Se dejó morder por serpientes durante años y se convirtió en una fuente de inspiración
La inmunidad adquirida por una persona en EE. UU. tras inyectarse veneno de serpiente durante 18 años y dejarse morder deliberadamente por algunas especies venenosas ha servido de inspiración para que los científicos desarrollen un nuevo antídoto eficaz contra múltiples especies.
AA
Según informa la BBC, un hombre llamado Tim Friede, residente en el estado de Wisconsin, realizó un estudio sobre antídotos inyectándose veneno de serpiente a sí mismo durante 18 años.
Como resultado de los estudios realizados por científicos sobre el sistema inmunológico de Friede, se desarrolló una fórmula de antiveneno que, según se indica, es eficaz contra 19 especies diferentes de serpientes venenosas.
Aunque el antiveneno desarrollado hasta ahora solo se ha probado en ratones, los investigadores señalan que podrían pasar varios años antes de pasar a los ensayos en humanos.
Jacob Glanville, inmunólogo que forma parte del equipo de investigación, declaró: "La experiencia de Tim en este campo es única. Durante más de 17 años, intentó adquirir inmunidad con muchas especies de serpientes venenosas de diferentes continentes y mantuvo registros meticulosos durante este proceso".
Glanville también subrayó que este método no es recomendable en absoluto, advirtiendo que "el veneno de serpiente es peligroso".
Por su parte, Peter Kwong, de la Universidad de Columbia, señaló que el estudio tiene dos aspectos importantes: "En primer lugar, podríamos tener una combinación de antídotos que podría desarrollarse en pocos años. En segundo lugar, demuestra el gran potencial que tiene el sistema inmunológico humano".

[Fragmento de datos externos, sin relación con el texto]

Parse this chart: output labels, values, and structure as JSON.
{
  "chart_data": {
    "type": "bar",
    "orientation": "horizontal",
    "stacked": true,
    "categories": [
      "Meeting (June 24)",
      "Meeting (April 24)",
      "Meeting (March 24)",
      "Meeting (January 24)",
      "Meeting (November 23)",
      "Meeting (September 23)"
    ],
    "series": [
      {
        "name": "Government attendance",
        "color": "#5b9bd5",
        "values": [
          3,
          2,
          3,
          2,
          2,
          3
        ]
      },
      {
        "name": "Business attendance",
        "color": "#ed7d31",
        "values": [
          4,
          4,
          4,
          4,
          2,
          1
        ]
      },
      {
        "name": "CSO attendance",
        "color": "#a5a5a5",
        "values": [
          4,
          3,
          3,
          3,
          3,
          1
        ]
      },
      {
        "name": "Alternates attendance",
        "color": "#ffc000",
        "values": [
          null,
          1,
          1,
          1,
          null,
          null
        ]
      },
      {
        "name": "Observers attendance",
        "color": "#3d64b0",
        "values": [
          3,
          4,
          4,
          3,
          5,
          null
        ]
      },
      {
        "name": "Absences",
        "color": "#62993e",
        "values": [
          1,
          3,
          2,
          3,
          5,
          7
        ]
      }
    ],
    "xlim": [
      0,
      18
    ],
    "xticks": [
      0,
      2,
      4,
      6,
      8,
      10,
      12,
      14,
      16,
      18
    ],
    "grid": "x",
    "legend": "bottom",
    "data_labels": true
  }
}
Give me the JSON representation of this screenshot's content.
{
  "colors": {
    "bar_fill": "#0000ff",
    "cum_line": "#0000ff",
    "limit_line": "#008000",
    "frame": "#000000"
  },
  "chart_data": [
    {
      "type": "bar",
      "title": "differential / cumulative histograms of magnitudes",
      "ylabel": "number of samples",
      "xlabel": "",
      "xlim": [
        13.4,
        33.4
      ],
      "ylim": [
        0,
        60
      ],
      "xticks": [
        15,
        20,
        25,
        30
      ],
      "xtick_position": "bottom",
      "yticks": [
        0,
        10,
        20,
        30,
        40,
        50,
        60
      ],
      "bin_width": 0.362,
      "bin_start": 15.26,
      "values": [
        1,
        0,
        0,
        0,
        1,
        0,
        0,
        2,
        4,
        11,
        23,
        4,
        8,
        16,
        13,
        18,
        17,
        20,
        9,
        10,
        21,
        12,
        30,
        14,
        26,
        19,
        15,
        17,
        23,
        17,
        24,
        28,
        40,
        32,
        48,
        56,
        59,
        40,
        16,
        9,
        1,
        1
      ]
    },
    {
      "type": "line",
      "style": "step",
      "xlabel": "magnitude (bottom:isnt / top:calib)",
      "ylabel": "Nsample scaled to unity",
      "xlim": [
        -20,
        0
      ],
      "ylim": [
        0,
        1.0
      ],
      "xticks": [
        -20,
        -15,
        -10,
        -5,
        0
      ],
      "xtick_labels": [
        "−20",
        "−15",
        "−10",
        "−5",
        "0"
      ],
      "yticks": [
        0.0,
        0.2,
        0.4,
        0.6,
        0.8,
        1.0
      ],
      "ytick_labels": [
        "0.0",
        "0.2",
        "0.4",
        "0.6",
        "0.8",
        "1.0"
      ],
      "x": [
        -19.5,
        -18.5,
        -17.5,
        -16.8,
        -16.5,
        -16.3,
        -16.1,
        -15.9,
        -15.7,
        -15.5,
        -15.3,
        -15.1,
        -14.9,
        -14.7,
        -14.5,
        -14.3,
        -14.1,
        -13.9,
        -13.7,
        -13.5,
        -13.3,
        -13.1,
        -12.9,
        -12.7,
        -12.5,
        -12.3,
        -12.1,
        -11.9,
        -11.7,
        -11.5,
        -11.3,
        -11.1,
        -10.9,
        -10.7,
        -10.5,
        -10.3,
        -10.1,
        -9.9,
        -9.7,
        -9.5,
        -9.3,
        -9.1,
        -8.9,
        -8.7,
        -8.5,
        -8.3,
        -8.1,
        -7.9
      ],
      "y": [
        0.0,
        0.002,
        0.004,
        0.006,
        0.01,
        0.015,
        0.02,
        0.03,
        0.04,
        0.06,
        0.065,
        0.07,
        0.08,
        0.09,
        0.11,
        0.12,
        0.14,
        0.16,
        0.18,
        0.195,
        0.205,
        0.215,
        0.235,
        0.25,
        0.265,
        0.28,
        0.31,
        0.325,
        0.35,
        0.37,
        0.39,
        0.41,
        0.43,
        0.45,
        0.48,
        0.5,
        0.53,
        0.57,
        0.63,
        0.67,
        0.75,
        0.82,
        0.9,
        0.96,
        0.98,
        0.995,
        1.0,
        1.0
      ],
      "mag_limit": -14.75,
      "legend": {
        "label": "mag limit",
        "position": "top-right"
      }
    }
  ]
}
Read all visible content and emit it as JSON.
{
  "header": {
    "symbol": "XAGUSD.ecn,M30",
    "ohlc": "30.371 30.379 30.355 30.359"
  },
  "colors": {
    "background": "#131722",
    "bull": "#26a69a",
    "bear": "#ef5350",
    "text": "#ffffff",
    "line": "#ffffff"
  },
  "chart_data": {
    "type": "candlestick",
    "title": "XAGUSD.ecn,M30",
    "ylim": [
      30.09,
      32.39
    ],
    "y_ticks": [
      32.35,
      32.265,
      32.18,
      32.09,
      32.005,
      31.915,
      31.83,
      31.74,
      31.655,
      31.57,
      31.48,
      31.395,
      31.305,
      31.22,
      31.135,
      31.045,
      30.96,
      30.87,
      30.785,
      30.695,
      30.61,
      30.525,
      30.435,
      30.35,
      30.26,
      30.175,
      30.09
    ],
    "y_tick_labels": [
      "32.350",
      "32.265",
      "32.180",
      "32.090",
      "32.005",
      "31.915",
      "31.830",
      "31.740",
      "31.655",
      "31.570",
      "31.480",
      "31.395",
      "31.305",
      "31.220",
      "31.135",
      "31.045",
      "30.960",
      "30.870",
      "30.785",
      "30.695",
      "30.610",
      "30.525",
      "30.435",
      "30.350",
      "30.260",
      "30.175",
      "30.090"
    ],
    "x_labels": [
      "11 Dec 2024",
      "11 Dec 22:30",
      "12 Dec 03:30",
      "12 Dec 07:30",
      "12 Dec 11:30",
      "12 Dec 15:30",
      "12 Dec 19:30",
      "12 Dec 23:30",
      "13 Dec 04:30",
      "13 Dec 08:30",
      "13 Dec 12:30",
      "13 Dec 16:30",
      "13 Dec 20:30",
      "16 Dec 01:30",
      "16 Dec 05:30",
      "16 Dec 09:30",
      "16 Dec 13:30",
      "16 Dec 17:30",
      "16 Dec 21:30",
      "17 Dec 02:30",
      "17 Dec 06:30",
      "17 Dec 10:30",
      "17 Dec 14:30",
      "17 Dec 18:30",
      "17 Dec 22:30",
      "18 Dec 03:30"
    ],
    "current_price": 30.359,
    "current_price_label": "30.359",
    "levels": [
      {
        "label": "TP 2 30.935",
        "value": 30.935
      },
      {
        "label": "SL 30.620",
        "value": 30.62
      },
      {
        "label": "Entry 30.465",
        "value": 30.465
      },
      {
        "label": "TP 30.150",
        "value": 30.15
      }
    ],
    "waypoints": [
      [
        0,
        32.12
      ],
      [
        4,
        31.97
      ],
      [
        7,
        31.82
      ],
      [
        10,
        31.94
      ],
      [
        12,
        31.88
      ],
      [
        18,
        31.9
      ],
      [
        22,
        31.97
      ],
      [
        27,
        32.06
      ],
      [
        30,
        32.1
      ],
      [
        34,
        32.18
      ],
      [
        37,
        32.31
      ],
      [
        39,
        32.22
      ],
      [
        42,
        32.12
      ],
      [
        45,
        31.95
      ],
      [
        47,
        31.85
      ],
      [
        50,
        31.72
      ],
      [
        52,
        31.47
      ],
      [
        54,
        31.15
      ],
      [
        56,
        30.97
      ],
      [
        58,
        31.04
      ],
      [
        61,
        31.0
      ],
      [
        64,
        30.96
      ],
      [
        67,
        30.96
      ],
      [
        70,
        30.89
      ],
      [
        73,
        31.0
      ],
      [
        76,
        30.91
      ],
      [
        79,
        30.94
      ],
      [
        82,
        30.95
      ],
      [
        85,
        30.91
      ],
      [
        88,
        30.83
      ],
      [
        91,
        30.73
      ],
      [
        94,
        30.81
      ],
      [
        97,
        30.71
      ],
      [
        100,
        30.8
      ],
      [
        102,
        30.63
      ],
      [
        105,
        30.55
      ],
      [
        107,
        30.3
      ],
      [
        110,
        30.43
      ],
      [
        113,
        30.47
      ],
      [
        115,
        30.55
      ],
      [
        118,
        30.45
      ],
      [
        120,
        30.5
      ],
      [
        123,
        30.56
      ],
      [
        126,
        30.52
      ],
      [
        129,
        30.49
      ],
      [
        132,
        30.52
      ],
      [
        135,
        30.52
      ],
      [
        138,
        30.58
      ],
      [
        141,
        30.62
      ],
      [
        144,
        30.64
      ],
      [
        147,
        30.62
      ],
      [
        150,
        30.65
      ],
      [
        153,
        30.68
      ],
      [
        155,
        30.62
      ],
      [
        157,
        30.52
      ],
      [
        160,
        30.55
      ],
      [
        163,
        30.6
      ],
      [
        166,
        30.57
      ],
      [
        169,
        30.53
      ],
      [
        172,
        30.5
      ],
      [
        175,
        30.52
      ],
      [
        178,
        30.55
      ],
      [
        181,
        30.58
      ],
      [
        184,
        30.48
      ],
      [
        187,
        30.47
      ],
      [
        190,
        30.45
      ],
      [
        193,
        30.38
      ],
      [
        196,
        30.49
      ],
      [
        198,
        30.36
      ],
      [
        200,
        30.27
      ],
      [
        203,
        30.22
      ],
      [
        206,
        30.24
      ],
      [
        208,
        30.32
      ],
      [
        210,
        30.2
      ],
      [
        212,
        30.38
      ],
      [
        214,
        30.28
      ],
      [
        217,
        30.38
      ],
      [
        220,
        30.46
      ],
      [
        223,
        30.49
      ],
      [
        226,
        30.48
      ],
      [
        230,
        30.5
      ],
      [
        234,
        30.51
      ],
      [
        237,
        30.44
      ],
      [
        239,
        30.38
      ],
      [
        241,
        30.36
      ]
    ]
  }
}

Tim Friede señaló que ha sentido interés por los reptiles y los animales venenosos desde su infancia, que comenzó a inyectarse veneno inicialmente por "simple curiosidad" y que, posteriormente, se dio cuenta de que esta experiencia podría ayudar a otros.
Steven Hall, farmacólogo de venenos de serpiente en la Universidad de Lancaster (Reino Unido), calificó el método de "muy creativo e impresionante", y afirmó que los anticuerpos de origen humano podrían generar menos efectos secundarios en comparación con los antídotos obtenidos tradicionalmente de los caballos.
Según la Organización Mundial de la Salud (OMS), cerca de 110 mil personas mueren cada año debido a mordeduras de serpiente.
Por otro lado, la producción tradicional de antídotos se realiza inyectando veneno a grandes mamíferos para obtener anticuerpos, un proceso que resulta costoso y que, al ser específico para cada especie, puede tener un alcance limitado.